Ballet | Teen Ink

Ballet

May 5, 2018
By NikesThrone BRONZE, Colorado Springs, Colorado
NikesThrone BRONZE, Colorado Springs, Colorado
1 article 0 photos 0 comments

It was a familiar room, just the office off the hallway, but when my eyes focused on a particular part of the empty walls it was as though I was a camera that couldn’t focus. It was silent, no sound coming from anything, even the things that were supposed to be noisy. The fan spun quickly and purposely, dust flying from its blades. I take a few steps, almost as if I don’t expect the floor to hold my weight. I turn to a spare dresser, shoved down here with no room upstairs for it, I trace the carving on the dresser doors with my finger. Everything is as it should be, and still, it feels out of place, like I’ve been shoved in a dollhouse identical to my own.
  I look around and notice a box shoved in a corner of the room, there’s no label, but it’s dusty and there’s marker unintelligibly scrawled across one of its sides. I move toward the corner and kneel down. I shouldn’t be messing with it, there’s nothing of value in this room.
I touch it anyway. Moving my hands to the top I start to open it, I don’t know why but my heart jumps into my throat, my blood runs cold in my veins. I look inside and see old clothes, just ripped sweaters and badly knitted scarves. I rummage through the rest of it, throwing all the clothes most likely meant for donation to the ground behind me. Eventually, at the very bottom of the cardboard, I see a jewelry box.
It’s cheap and plastic, with a music box type ballerina at the top when you open it. I remember it vividly, sitting on my desk as a child. Just a gift, from some birthday a long time ago, way too long ago. I had wanted to have something pink, something girly. Just something to store necklaces and bracelets, not that I ever wore them. I don’t remember even keeping it, but my heart skips when I think of throwing it away. I open it slowly, and the eerie silence is broken by the classical tone, filling the room. The ballerina spins awkwardly, the gears inside the box probably rusted and broken by now. The music skips every once and a while as the ballerina stutters with it. I don’t mind it, I hum and look at the broken ballerina. Her uniform is stereotypical, something that you’d wear at ballet when you’re a kid. Just hopping around, an imitation of a real dancer’s grace. The big tutu’s and costumes. Flashes of cameras and the feeling of being proud of something that wasn’t much to be proud of. I look back at the ballerina, could I have been something like her? Someone dedicated to something? Someone willing to devote their entire life to a passion?
It seems nice, that idea. The idea of something to be.
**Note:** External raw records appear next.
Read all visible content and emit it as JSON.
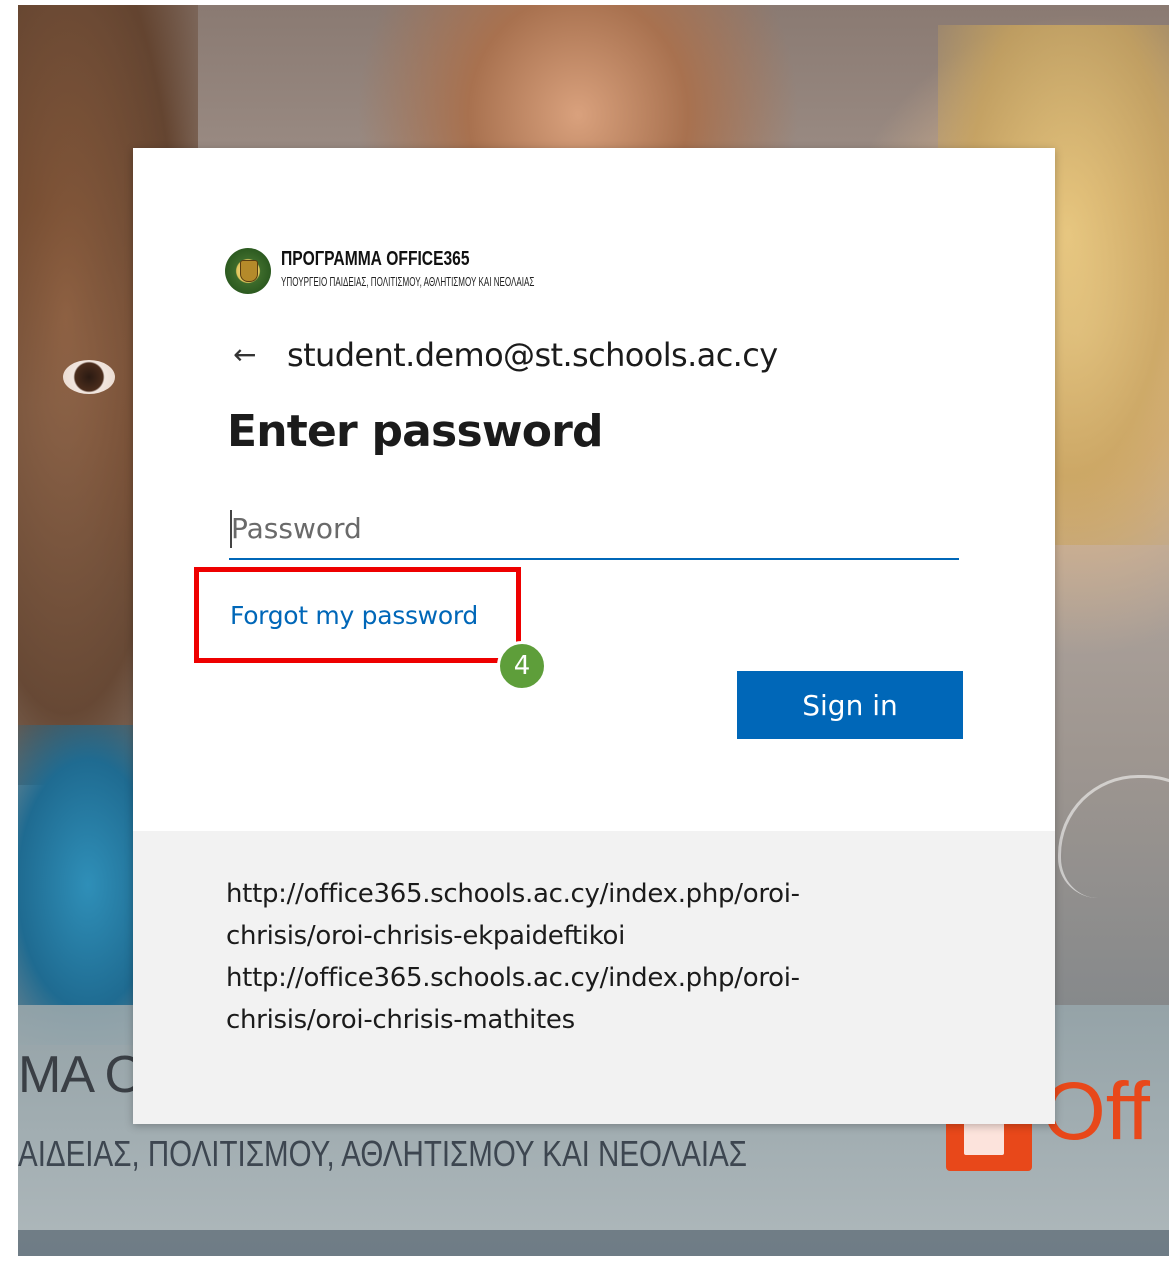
{
  "background": {
    "banner_title": "ΜΑ Ο",
    "banner_subtitle": "ΑΙΔΕΙΑΣ, ΠΟΛΙΤΙΣΜΟΥ, ΑΘΛΗΤΙΣΜΟΥ ΚΑΙ ΝΕΟΛΑΙΑΣ",
    "office_brand": "Off",
    "office_color": "#e8481a"
  },
  "logo": {
    "title": "ΠΡΟΓΡΑΜΜΑ OFFICE365",
    "subtitle": "ΥΠΟΥΡΓΕΙΟ ΠΑΙΔΕΙΑΣ, ΠΟΛΙΤΙΣΜΟΥ, ΑΘΛΗΤΙΣΜΟΥ ΚΑΙ ΝΕΟΛΑΙΑΣ",
    "icon": "government-seal-icon"
  },
  "identity": {
    "back_icon": "←",
    "email": "student.demo@st.schools.ac.cy"
  },
  "heading": "Enter password",
  "password": {
    "placeholder": "Password",
    "value": ""
  },
  "forgot_link": "Forgot my password",
  "annotation": {
    "step_number": "4",
    "highlight_color": "#ee0000",
    "badge_color": "#5e9e3a"
  },
  "signin_button": "Sign in",
  "footer": {
    "lines": [
      "http://office365.schools.ac.cy/index.php/oroi-",
      "chrisis/oroi-chrisis-ekpaideftikoi",
      "http://office365.schools.ac.cy/index.php/oroi-",
      "chrisis/oroi-chrisis-mathites"
    ]
  },
  "colors": {
    "accent": "#0067b8",
    "footer_bg": "#f2f2f2"
  }
}
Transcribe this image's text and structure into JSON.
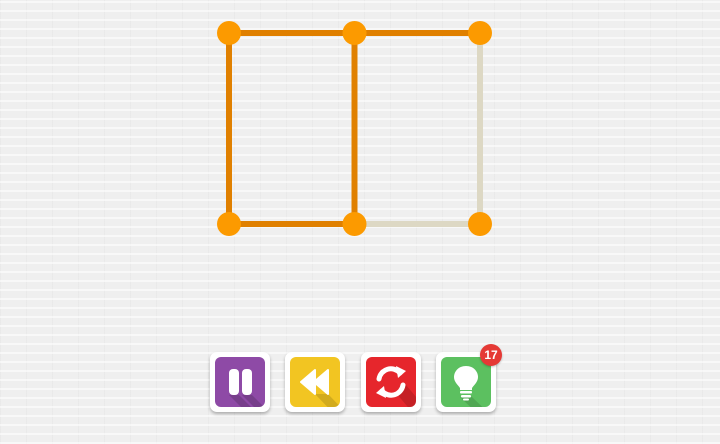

I had gotten the music box as storage, yet I never thought about it, never bothered taking care of it. Now the ballerina was broken because I threw it in this box.
I stand up, setting the music box on the ground. I pull at my hair, tugging it up into an imitation of a ballet bun. I throw my leg behind me, as high as I can, which isn’t high, but the thought is there. I spin, trying valiantly to keep on my toes, I dance around the room and try to remember what it was like to be in those ballet classes. I almost fall several times but manage to catch myself. I end with a curtsey, releasing my makeshift bun and letting my hair cascade down around my face. I catch my breath, collapsing on the ground next to the jewelry box. Somehow, it no longer looks cheap and plastic, it looks like childhood and my old growing collection of gifted necklaces and makeshift bracelets. The ballerina stares at me, her paint is scratched but her smile is untouched. I reach for the back of the box and turn the key, letting the music play and the ballerina spin


The author's comments:

I wrote this as part of a writing exercise I got from a book.